¿Qué haces, Mijail? -preguntó
el zapatero, acercándose.
El muchacho se levantó,
y, tras de quitarse el mandil y de inclinarse ante los dueños de la casa, dijo:
-Perdonadme, mis queridos
bienhechores. Dios me ha perdonado. Perdonadme vosotros también.
Entonces el zapatero y su
mujer vieron que una luz resplandeciente se desprendía de Mijail.
-Veo que no eres un
hombre como los demás -dijo Semión, inclinándose ante el joven. No tengo
derecho de interrogarte ni de retenerte a mi lado.
Pero te ruego que me
digas una cosa. ¿Por qué estabas tan sombrío, tan atemorizado, cuando te
encontré y te traje a mi casa? ¿Por qué te serenaste cuando Matriona te
ofreció de comer? En aquel momento sonreíste y te tranquilizaste. Después,
cuando vino aquel señor a encargarse las botas, sonreíste por segunda vez y te
quedaste aún más sereno. Y ahora que ha venido esa mujer con las niñas, has
vuelto a sonreír y has resplandecido. Mijail, dime: ¿por qué irradia de ti una
luz y por qué te has sonreído tres veces?
-Mi cuerpo resplandece
porque he expiado ya mi culpa -replicó Mijail-. Dios me había castigado y ahora
me perdona. Sonreí tres veces porque debía conocer tres palabras divinas. Supe
la primera cuando tu esposa se compadeció de mi desnudez y de mi miseria.
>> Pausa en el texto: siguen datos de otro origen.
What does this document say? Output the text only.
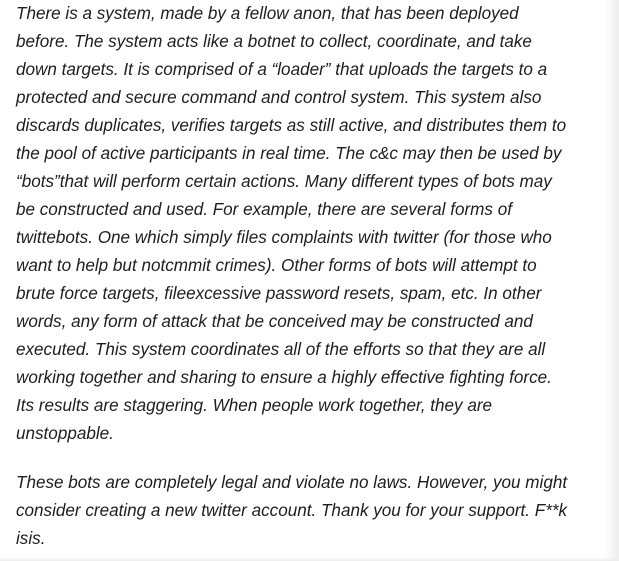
There is a system, made by a fellow anon, that has been deployed
before. The system acts like a botnet to collect, coordinate, and take
down targets. It is comprised of a “loader” that uploads the targets to a
protected and secure command and control system. This system also
discards duplicates, verifies targets as still active, and distributes them to
the pool of active participants in real time. The c&c may then be used by
“bots”that will perform certain actions. Many different types of bots may
be constructed and used. For example, there are several forms of
twittebots. One which simply files complaints with twitter (for those who
want to help but notcmmit crimes). Other forms of bots will attempt to
brute force targets, fileexcessive password resets, spam, etc. In other
words, any form of attack that be conceived may be constructed and
executed. This system coordinates all of the efforts so that they are all
working together and sharing to ensure a highly effective fighting force.
Its results are staggering. When people work together, they are
unstoppable.

These bots are completely legal and violate no laws. However, you might
consider creating a new twitter account. Thank you for your support. F**k
isis.
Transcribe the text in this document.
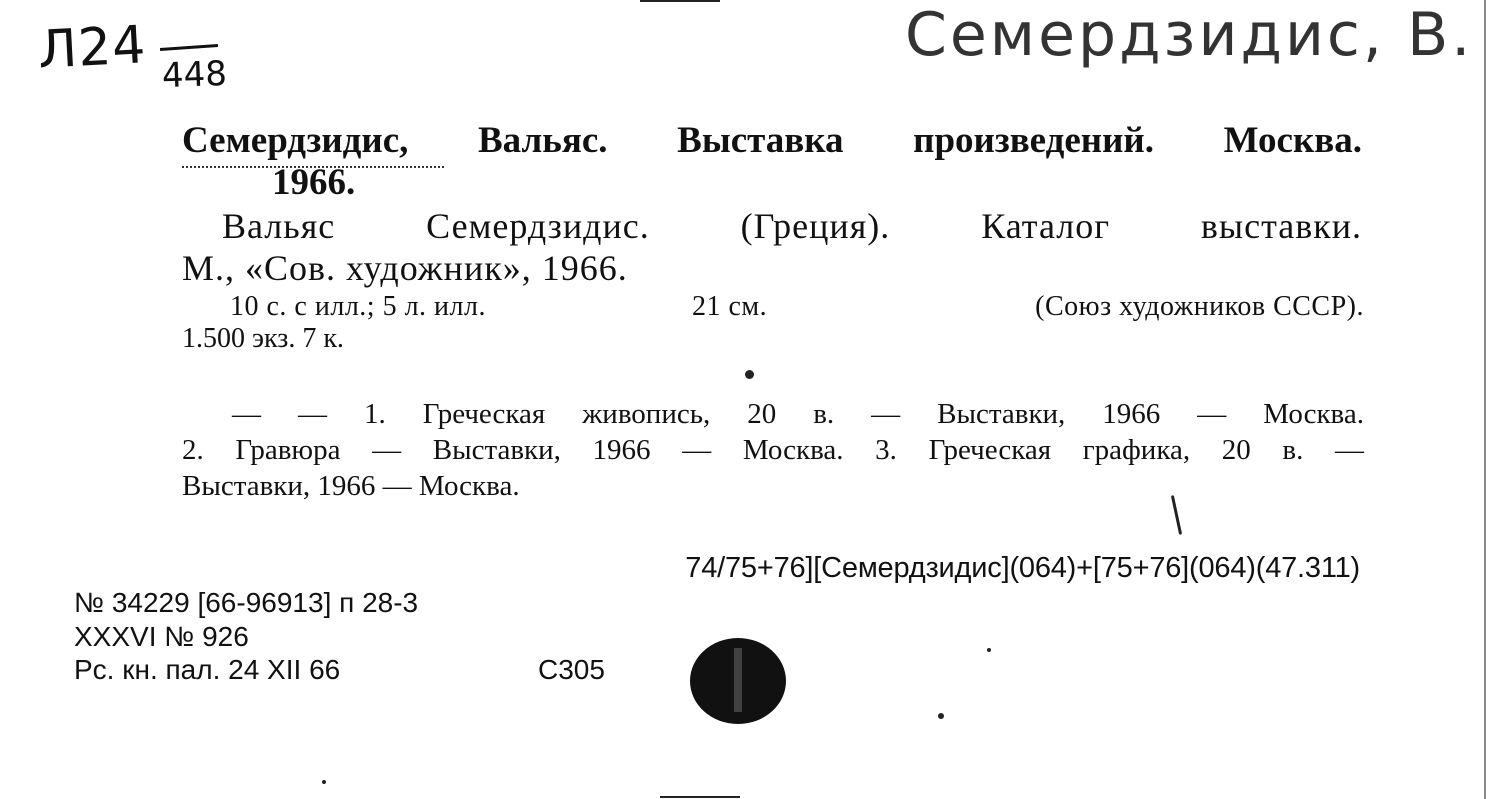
Л24 448
Семердзидис, В.
Семердзидис, Вальяс. Выставка произведений. Москва.
1966.
Вальяс Семердзидис. (Греция). Каталог выставки.
М., «Сов. художник», 1966.
10 с. с илл.; 5 л. илл.	21 см.	(Союз художников СССР).
1.500 экз. 7 к.
— — 1. Греческая живопись, 20 в. — Выставки, 1966 — Москва.
2. Гравюра — Выставки, 1966 — Москва. 3. Греческая графика, 20 в. —
Выставки, 1966 — Москва.
74/75+76][Семердзидис](064)+[75+76](064)(47.311)
№ 34229 [66-96913] п 28-3
XXXVI № 926
Рс. кн. пал. 24 XII 66	С305
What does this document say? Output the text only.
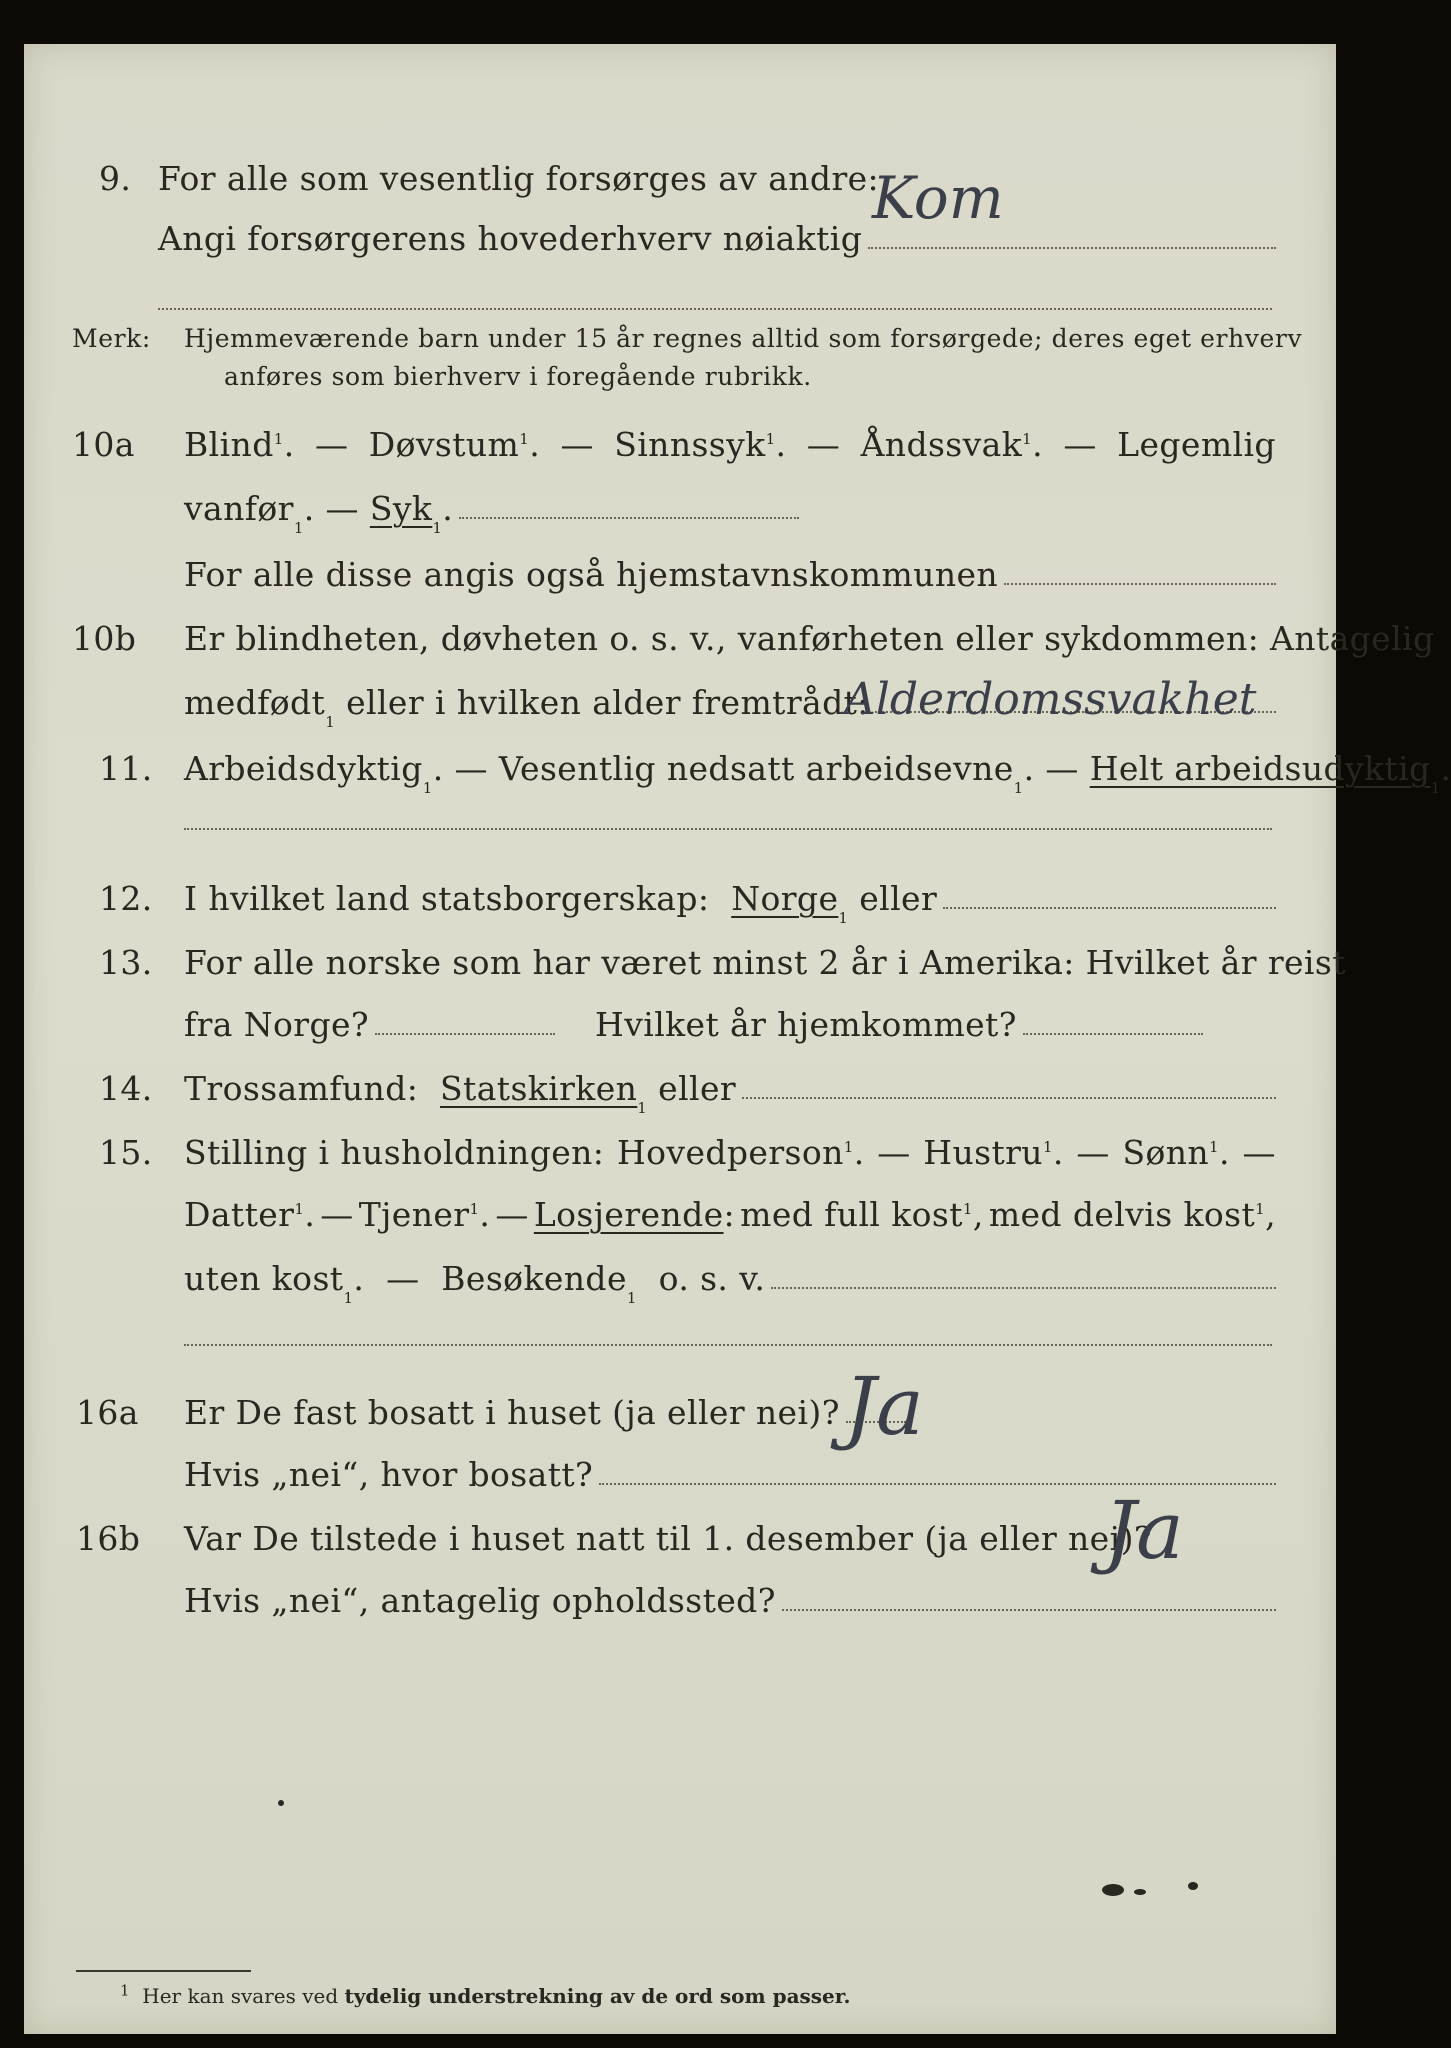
9. For alle som vesentlig forsørges av andre:
Angi forsørgerens hovederhverv nøiaktig
Kom
Merk: Hjemmeværende barn under 15 år regnes alltid som forsørgede; deres eget erhverv
anføres som bierhverv i foregående rubrikk.
10a Blind$^1$. — Døvstum$^1$. — Sinnssyk$^1$. — Åndssvak$^1$. — Legemlig
vanfør 1 . — Syk 1 .
For alle disse angis også hjemstavnskommunen
10b Er blindheten, døvheten o. s. v., vanførheten eller sykdommen: Antagelig
medfødt 1
eller i hvilken alder fremtrådt:
Alderdomssvakhet
11. Arbeidsdyktig 1 . — Vesentlig nedsatt arbeidsevne 1 . — Helt arbeidsudyktig 1 .
12. I hvilket land statsborgerskap:
Norge 1
eller
13. For alle norske som har været minst 2 år i Amerika: Hvilket år reist
fra Norge?	Hvilket år hjemkommet?
14. Trossamfund:
Statskirken 1
eller
15. Stilling i husholdningen: Hovedperson$^1$. — Hustru$^1$. — Sønn$^1$. —
Datter$^1$. — Tjener$^1$. — Losjerende: med full kost$^1$, med delvis kost$^1$,
uten kost 1 .  — Besøkende 1
o. s. v.
16a Er De fast bosatt i huset (ja eller nei)? Ja
Hvis „nei“, hvor bosatt?
16b Var De tilstede i huset natt til 1. desember (ja eller nei)?
Ja
Hvis „nei“, antagelig opholdssted?
$^1$ Her kan svares ved tydelig understrekning av de ord som passer.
Entonces sonreí por primera vez. Cuando vino aquel señor a encargarse las
botas, sonreí por segunda vez, porque fué entonces cuando se me reveló la
segunda palabra. Y ahora, al ver a las niñas, me he enterado de la tercera, y
he vuelto a sonreír.
-Dinos por qué te había
castigado Dios y qué palabras son las que tenías que conocer, para que las
sepamos también -rogó Semión.
-El Señor me castigó por
mi desobediencia. Yo era un ángel en el cielo, y le desobedecí. El Señor me
envió a la tierra a buscar un alma, el alma de una mujer. Bajé a la tierra y vi
a una mujer enferma, que yacía en la cama. Acababa de dar a luz dos niñas. Las
pequeñas lloraban junto a su madre, que estaba demasiado débil para darles el
pecho. Al verme, la mujer se dió cuenta de que Dios reclamaba su alma. Entonces
se echó a llorar y me suplicó: "Angel de Dios; mi esposo falleció hace
tres días porque se le cayó encima un árbol, cuando trabajaba en el bosque. No
tengo madre, ni hermana, ni familia alguna. Mis hijitas sólo me tienen a mí.
No te lleves mi desdichada alma. Déjame que críe a mis hijas, déjame verlas
crecer. Las niñas no pueden criarse sin madre..." Me apiadé de la mujer y
la obedecí. Puse una niña junto a su seno y la otra entre sus brazos. Subí al
cielo y, cuando estuve en presencia del Señor, le dije: "No he podido
traer el alma de la mujer que acaba de dar a luz. El padre de las criaturas ha
muerto. La mujer tiene dos mellizas y me ha suplicado que la dejase vivir el
tiempo necesario para criarlas. No podrían vivir sin padre ni madre. No he
podido traer su alma." "Ve en busca del alma de esa madre -me ordenó
el Señor. Un día conocerás tres palabras divinas. Entonces sabrás lo que hay en
los hombres, lo que no les es dado, y lo que los hace vivir. Cuando sepas esas
tres palabras, volverás al cielo." Bajé a la tierra y me llevé el alma de
la desgraciada mujer. Las niñas se soltaron del seno, el cadáver cayó hacia la
izquierda y magulló el pie de una de ellas. Cuando volaba por encima de la
aldea llevando el alma de la mujer, me sorprendió un torbellino, sentí un
gran peso que me dobló las alas y mientras el alma subía al cielo, caí en
tierra y quedé tendido junto al camino, completamente sin fuerzas.